Comic Review: the Vision #10

When I first started this series I'd put the newest issue on the top of my weekly pulls, each page nourishing my fandom with its depth and characters. Yet with each passing issue, the depth of the story grows ever more, the emotions keep escalating, and characters I have come to treasure have their lives ripped apart like a toddler with a newspaper. Now, I save this book for last, because it is so damn powerful that its story resonates with me, echoing over every other book I've read. 

Today, however, I read it first. 

The story picks up with the aftermath of Vin's decommission/death/synthezoid finality, as the Vision family struggles to come to grips with what the **** just happened. We see Virginia continue to float through existence as her life falls apart around her. We see Viv, portrayed by superstar Gabriel Walta with wide-eyed youthfulness, trying to come to terms with the losses that hit so close to her synthetic heart, trying to find a sense of peace despite logic telling her otherwise. And we see Vision himself, the Hero who has saved the world 37 times, desperately trying to make sense of what has come to pass. 

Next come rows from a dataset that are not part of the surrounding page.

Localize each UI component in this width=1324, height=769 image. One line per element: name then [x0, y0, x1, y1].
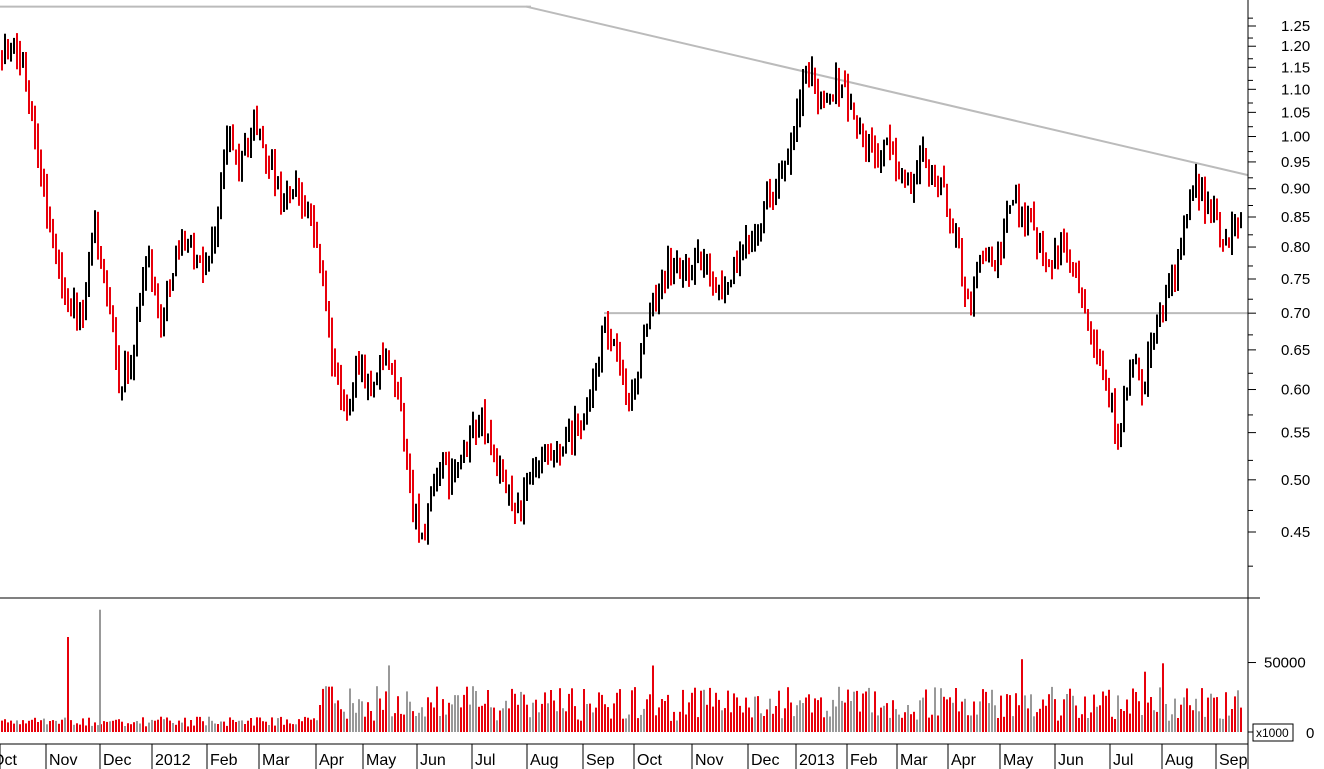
x-tick-label: Dec	[103, 752, 131, 769]
x-tick-label: Mar	[262, 752, 290, 769]
x-tick-label: Apr	[319, 752, 345, 769]
resistance-trendline	[525, 5, 1249, 177]
x-tick-label: Mar	[900, 752, 928, 769]
y-tick-label: 1.05	[1281, 104, 1310, 121]
x-tick-label: Jul	[475, 752, 495, 769]
y-tick-label: 0.85	[1281, 209, 1310, 226]
x-tick-label: Aug	[530, 752, 558, 769]
x-tick-label: Oct	[637, 752, 662, 769]
y-tick-label: 1.10	[1281, 81, 1310, 98]
y-tick-label: 0.45	[1281, 524, 1310, 541]
y-tick-label: 1.00	[1281, 129, 1310, 146]
y-tick-label: 0.65	[1281, 342, 1310, 359]
x-tick-label: 2013	[799, 752, 835, 769]
y-tick-label: 0.55	[1281, 425, 1310, 442]
x-tick-label: Jun	[1058, 752, 1084, 769]
x-tick-label: 2012	[155, 752, 191, 769]
y-tick-label: 0.50	[1281, 472, 1310, 489]
price-panel	[0, 0, 1249, 598]
x-tick-label: Feb	[850, 752, 878, 769]
y-tick-label: 1.15	[1281, 59, 1310, 76]
volume-tick-label: 50000	[1264, 655, 1306, 672]
x-tick-label: Jun	[420, 752, 446, 769]
x-tick-label: Oct	[0, 752, 17, 769]
x-tick-label: Feb	[210, 752, 238, 769]
volume-tick-label: 0	[1306, 725, 1314, 742]
x-tick-label: Jul	[1113, 752, 1133, 769]
x-tick-label: May	[366, 752, 396, 769]
x-tick-label: Sep	[1219, 752, 1248, 769]
price-bars	[1, 33, 1242, 545]
x-tick-label: Apr	[951, 752, 977, 769]
price-y-axis: 1.25 1.20 1.15 1.10 1.05 1.00 0.95 0.90 0.85 0.80…	[1248, 17, 1310, 567]
y-tick-label: 0.75	[1281, 271, 1310, 288]
x-tick-label: May	[1003, 752, 1033, 769]
volume-bars	[1, 609, 1242, 732]
volume-panel	[1, 609, 1242, 732]
y-tick-label: 0.95	[1281, 154, 1310, 171]
price-panel-frame	[0, 0, 1248, 598]
y-tick-label: 0.90	[1281, 181, 1310, 198]
y-tick-label: 0.60	[1281, 382, 1310, 399]
y-tick-label: 0.80	[1281, 239, 1310, 256]
y-tick-label: 1.25	[1281, 18, 1310, 35]
x-tick-label: Nov	[695, 752, 723, 769]
x-tick-label: Nov	[49, 752, 77, 769]
time-x-axis: Oct Nov Dec 2012 Feb Mar Apr May Jun Jul Aug Sep Oct…	[0, 744, 1248, 769]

It nearly gets tiresome talking about Walta and Bellaire's seamless work together, where Walta crafts subtle actions so delicately and with such care. The mere change of an angle on someone's head, or a few more lines to indicate a shift in interior emotions, show how artists like him or David Aja or Chris Samnee are able to manipulate a panel without going overboard. And Bellaire's colors stoke the fire of any scene, guiding the reader's emotions like a cinematic orchestra.  

Even more compelling is the dialogue written by Tom King. The repeated words of the Visions show how they are on the verge of breaking, unable to process the power of human lives spiraling out of control. Viv explaining her logical understandings of prayer to her father is heart-breaking - despite all that has happened in the Marvel Universe, both Viv and Vision are still uncertain as to the presence of God, and yet they both so desperately want to believe that He is in heaven with Vin... The pacing alone of that scene shows how powerful this medium can be. 

Ten issues in and there's not a question that this is Marvel's best book - nothing else has the emotional gravity, nor the density of story or characters, that this book has. Each issue sets up the next in a way that elicits as much dread as excitement, which is the most anyone can ask of a series; after that gut punch to the soul that issue 9 ended with, I had to read 10 first just because I have to know. 

Sometimes when I'm reading a comic my brain will provide some kind of background music. It's weird, I know, but having a soundtrack to a story helps my mind plot an emotional course, and helps it to further invest in the story. As we know, films use a score to direct the viewer's emotion and drive the story forward, and only the truly most remarkable films let the actors, scenes, and conflict move the story forwards without music to move it along. 

As for the Vision, there's nothing but the words and stone silence. 

10 out of 10 Synthezoids on a Mission.